Het werd de band niet moeilijk gemaakt gisteravond. Het extatische applaus toen een defecte microfoon halverwege Mysterons werd hersteld was genoeg indicatie: dit was een gewonnen wedstrijd voor de band. Met een minimum aan publieksinteractie (als ze niet zong stond Gibbons liever met haar rug naar het publiek de visuals te bekijken) ging de band door haar oeuvre, waarbij wel moet worden opgemerkt dat het merendeel van de set bestond uit werk van het meesterlijke debuutalbum Dummy, en het laatste album Third. Het naamloze tussenalbum was daarentegen wat ondervertegenwoordigd (waar was All Mine, bijvoorbeeld?).
Waar het merendeel van de nummers in het oorspronkelijke arrangement werd gespeeld, was bij Wandering Star een kleine verrassing: de band ging van het podium, en wat overbleef was een kippenvel bezorgend duet tussen Barrow en Gibbons. Gedurende het hele optreden bleef de sfeer er een van ingetogen spanning – elk nummer leek haar eigen demonen of nachtmerries te bestrijden. Pas aan het eind van de set ontspande Gibbons zich: de glimlach kwam door, en na een toegift bestaande uit Roads (stiekem het beste nummer dat de band heeft) en het droney We Carry On rende ze zelfs van het podium af voor handjes schudden en omhelzingen met het uitzinnige publiek.

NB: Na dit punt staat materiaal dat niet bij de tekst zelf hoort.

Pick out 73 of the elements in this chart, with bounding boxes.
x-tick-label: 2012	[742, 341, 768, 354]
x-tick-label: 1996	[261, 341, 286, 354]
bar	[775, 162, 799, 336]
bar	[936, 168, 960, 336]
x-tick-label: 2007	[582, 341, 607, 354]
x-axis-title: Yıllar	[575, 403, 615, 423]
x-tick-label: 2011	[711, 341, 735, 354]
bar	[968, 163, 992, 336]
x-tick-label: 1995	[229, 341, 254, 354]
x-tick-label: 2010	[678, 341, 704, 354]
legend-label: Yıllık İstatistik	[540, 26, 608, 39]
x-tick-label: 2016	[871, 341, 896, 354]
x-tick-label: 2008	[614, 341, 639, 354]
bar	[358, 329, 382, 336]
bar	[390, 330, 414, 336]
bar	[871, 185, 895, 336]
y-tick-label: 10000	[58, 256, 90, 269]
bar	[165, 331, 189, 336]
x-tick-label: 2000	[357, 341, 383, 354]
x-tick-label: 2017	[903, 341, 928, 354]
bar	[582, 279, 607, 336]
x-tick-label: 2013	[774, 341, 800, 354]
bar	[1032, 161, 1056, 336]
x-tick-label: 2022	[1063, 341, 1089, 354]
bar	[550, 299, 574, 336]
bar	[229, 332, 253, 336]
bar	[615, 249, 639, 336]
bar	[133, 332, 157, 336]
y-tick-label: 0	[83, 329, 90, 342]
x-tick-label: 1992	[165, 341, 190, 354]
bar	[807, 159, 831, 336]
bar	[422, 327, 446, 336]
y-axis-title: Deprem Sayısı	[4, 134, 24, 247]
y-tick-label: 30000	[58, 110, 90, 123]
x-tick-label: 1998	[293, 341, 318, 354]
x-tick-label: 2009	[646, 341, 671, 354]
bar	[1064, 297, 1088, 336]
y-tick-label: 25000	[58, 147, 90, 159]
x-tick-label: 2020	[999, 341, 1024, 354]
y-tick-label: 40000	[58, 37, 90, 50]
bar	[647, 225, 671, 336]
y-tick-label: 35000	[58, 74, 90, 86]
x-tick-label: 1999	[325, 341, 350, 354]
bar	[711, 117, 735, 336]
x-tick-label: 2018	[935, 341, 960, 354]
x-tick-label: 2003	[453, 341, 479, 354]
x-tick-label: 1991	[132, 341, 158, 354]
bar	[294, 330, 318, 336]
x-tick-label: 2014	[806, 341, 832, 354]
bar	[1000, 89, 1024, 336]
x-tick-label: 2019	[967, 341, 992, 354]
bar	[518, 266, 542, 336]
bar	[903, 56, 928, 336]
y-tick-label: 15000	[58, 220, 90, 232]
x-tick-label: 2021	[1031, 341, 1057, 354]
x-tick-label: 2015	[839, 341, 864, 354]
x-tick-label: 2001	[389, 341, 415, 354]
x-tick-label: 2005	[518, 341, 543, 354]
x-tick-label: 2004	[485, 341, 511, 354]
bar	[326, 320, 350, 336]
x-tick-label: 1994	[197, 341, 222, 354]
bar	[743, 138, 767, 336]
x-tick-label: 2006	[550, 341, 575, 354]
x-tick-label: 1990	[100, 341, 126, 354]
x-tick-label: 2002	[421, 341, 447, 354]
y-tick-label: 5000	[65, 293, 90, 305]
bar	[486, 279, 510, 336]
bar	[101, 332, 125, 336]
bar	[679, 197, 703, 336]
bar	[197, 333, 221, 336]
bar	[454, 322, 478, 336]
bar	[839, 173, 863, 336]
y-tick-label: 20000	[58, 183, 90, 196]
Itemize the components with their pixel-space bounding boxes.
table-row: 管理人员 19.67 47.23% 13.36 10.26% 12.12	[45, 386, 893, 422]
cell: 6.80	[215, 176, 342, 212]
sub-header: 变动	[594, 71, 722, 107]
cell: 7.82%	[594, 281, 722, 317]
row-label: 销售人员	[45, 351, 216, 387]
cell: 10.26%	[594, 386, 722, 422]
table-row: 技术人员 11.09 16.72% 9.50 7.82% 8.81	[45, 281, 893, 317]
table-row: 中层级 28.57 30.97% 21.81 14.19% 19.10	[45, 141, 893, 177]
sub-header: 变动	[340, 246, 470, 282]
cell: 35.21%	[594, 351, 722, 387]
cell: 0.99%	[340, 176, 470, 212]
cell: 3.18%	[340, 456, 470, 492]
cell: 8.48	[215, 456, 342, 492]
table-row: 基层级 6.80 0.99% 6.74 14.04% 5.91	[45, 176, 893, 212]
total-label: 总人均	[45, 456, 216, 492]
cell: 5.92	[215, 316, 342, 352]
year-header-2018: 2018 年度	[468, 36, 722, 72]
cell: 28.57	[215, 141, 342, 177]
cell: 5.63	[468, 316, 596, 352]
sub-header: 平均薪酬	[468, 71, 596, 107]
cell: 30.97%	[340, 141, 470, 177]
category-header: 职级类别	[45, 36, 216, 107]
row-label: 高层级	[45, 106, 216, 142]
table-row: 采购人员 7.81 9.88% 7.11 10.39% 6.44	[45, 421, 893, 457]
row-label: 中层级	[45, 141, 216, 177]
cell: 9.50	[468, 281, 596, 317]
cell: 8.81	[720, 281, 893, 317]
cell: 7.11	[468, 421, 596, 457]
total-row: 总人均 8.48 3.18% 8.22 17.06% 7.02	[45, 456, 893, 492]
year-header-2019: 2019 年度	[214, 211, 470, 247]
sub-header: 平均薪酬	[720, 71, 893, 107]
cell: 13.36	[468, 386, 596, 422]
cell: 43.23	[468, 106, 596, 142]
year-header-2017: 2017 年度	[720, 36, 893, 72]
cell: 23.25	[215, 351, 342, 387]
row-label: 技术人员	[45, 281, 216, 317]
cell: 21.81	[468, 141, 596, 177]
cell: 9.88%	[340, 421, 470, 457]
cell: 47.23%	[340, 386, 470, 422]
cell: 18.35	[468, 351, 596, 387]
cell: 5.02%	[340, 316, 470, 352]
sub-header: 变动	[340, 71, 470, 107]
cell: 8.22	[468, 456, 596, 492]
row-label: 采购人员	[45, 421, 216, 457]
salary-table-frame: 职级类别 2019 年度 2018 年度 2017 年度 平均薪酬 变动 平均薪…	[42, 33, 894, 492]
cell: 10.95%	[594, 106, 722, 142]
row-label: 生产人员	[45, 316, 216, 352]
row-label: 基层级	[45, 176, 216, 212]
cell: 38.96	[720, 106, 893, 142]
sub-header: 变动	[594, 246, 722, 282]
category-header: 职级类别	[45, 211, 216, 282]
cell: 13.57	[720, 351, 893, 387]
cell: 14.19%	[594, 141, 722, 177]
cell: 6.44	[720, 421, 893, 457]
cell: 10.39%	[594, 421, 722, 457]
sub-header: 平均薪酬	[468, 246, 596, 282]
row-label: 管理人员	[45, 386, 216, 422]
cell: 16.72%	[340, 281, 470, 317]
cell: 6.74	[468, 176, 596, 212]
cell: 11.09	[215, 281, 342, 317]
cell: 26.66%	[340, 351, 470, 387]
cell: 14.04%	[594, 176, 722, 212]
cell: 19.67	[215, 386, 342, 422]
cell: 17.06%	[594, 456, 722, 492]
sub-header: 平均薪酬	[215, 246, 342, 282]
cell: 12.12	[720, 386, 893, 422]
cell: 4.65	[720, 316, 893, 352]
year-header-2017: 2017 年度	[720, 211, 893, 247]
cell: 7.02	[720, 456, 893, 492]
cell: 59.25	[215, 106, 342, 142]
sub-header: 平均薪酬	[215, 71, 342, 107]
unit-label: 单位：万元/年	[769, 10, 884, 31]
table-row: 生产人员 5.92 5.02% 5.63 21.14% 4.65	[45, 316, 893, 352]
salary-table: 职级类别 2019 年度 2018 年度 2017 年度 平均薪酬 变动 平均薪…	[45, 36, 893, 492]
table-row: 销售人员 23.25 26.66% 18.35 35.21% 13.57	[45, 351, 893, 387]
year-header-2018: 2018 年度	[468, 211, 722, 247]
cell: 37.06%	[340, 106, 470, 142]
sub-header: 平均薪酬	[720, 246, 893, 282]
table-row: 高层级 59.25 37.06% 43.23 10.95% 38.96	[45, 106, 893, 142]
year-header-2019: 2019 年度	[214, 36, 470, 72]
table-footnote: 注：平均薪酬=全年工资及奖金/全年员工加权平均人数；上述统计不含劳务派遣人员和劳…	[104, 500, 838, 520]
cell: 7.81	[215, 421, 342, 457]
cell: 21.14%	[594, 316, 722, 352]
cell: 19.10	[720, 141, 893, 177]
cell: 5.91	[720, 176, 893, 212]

Portishead live is een schoolvoorbeeld van veel effect bewerkstelligen met weinig middelen. De arrangementen van de band zijn vaak zo flinterdun dat iedere instrumentale toevoeging of wijziging een enorme impact heeft. Tel daarbij de hoge minimalistische vocalen en je hebt een live act die precies weet hoe je een publiek van begin tot eind uit haar hand kan laten eten. Eenmaal buiten bleek de Indian Summer van Chicago te zijn omgeslagen in een onvervalste herfststorm. We kunnen het slechts toepasselijk vinden.